FIG. 8 is a perspective view of a pole to which a target used in the position measurement drawing device according to the present invention is fixed.

FIG. 9 is a schematic diagram for explaining the structure of an apparatus for aiming at a target of the position detecting means.

FIG. 10 is a diagram showing a schematic configuration of a target, (a)
Is a front view and (b) is a side view.

FIG. 11 is a schematic perspective view illustrating the structure of a capture light receiving unit.

FIG. 12 is an explanatory diagram of a site used for creating a site sketch.

FIG. 13 is a schematic configuration diagram related to a control unit of the position measurement drawing device.

FIG. 14 is a block diagram showing a part of the configuration of the target and the position measurement drawing device, and part of the structure is shown redundantly with FIG.

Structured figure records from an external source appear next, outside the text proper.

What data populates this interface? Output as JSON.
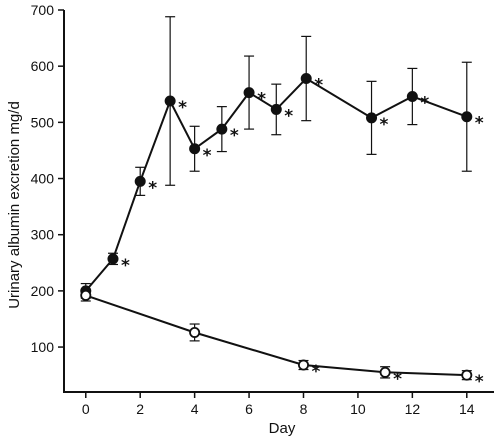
{
  "chart_data": {
    "type": "line",
    "xlabel": "Day",
    "ylabel": "Urinary albumin excretion mg/d",
    "xlim": [
      -0.8,
      15.0
    ],
    "ylim": [
      20,
      700
    ],
    "xticks": [
      0,
      2,
      4,
      6,
      8,
      10,
      12,
      14
    ],
    "yticks": [
      100,
      200,
      300,
      400,
      500,
      600,
      700
    ],
    "grid": false,
    "series": [
      {
        "marker": "filled-circle",
        "color": "#111111",
        "points": [
          {
            "x": 0,
            "y": 200,
            "err": 13,
            "star": false
          },
          {
            "x": 1,
            "y": 257,
            "err": 10,
            "star": true
          },
          {
            "x": 2,
            "y": 395,
            "err": 25,
            "star": true
          },
          {
            "x": 3.1,
            "y": 538,
            "err": 150,
            "star": true
          },
          {
            "x": 4,
            "y": 453,
            "err": 40,
            "star": true
          },
          {
            "x": 5,
            "y": 488,
            "err": 40,
            "star": true
          },
          {
            "x": 6,
            "y": 553,
            "err": 65,
            "star": true
          },
          {
            "x": 7,
            "y": 523,
            "err": 45,
            "star": true
          },
          {
            "x": 8.1,
            "y": 578,
            "err": 75,
            "star": true
          },
          {
            "x": 10.5,
            "y": 508,
            "err": 65,
            "star": true
          },
          {
            "x": 12,
            "y": 546,
            "err": 50,
            "star": true
          },
          {
            "x": 14,
            "y": 510,
            "err": 97,
            "star": true
          }
        ]
      },
      {
        "marker": "open-circle",
        "color": "#111111",
        "points": [
          {
            "x": 0,
            "y": 192,
            "err": 10,
            "star": false
          },
          {
            "x": 4,
            "y": 126,
            "err": 15,
            "star": false
          },
          {
            "x": 8,
            "y": 68,
            "err": 8,
            "star": true
          },
          {
            "x": 11,
            "y": 55,
            "err": 10,
            "star": true
          },
          {
            "x": 14,
            "y": 50,
            "err": 8,
            "star": true
          }
        ]
      }
    ],
    "annotations": {
      "significance_mark": "*"
    }
  }
}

FIG. 15 is a block diagram showing a part of the configuration of a target and a position measurement drawing device, and part of the structure overlaps with FIG.

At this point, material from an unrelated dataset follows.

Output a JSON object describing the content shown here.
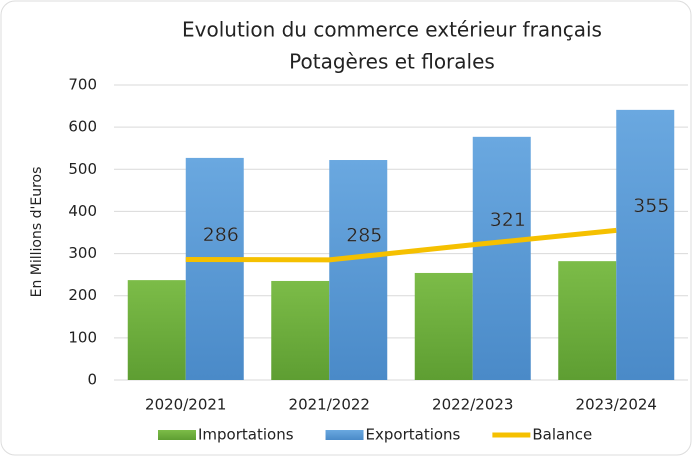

FIG. 16 is a schematic perspective view for explaining calculation of an instructed predetermined measurement position.

FIG. 17 is a site sketch of a site created by the position measurement drawing device according to the present invention.

[Explanation of symbols]

 1 pole 2 targets 3a, 3b stone protrusion 4 position detecting means 4a distance measuring light emitting element 4b distance measuring light receiving element 5 capture light receiving section 11 measuring head 11a vertical rotation means 11b horizontal rotation means 13 control section 14 image display means 15 Computer 16 Mouse 17 X-Y plotter 18 Backup power supply 21 Light source (capture light emitting part) 22 Reflector

Claims (1)

[Claims] 1. A spatial coordinate of the target is detected by measuring the distance and the direction to the target by projecting light from a light emitting unit to a target arranged at an appropriate position and capturing the reflected light by a light receiving unit. In a position measurement drawing device that includes position detection means and creates a plan view from a large number of spatial coordinates detected by the position detection means with respect to a large number of target positions, measures the position of a predetermined object to create a plan view. The position of the object is measured by a plurality of position measurement drawing devices, and the second
By superimposing the second coordinate calculated by measuring the positions of two or more points serving as a reference by the position measurement plotting device of No. 1 on the first coordinate measured by the first position measurement plotting unit, The coordinate of the position set by the position measurement plotting device is calculated in the coordinate system measured by the first position measurement plotting device, and the coordinates of the object measured by the second position measurement plotting device are calculated as the first position measurement plotting. A position measurement plotting device characterized in that the above plan view is created by synthesizing the coordinate system measured by the device.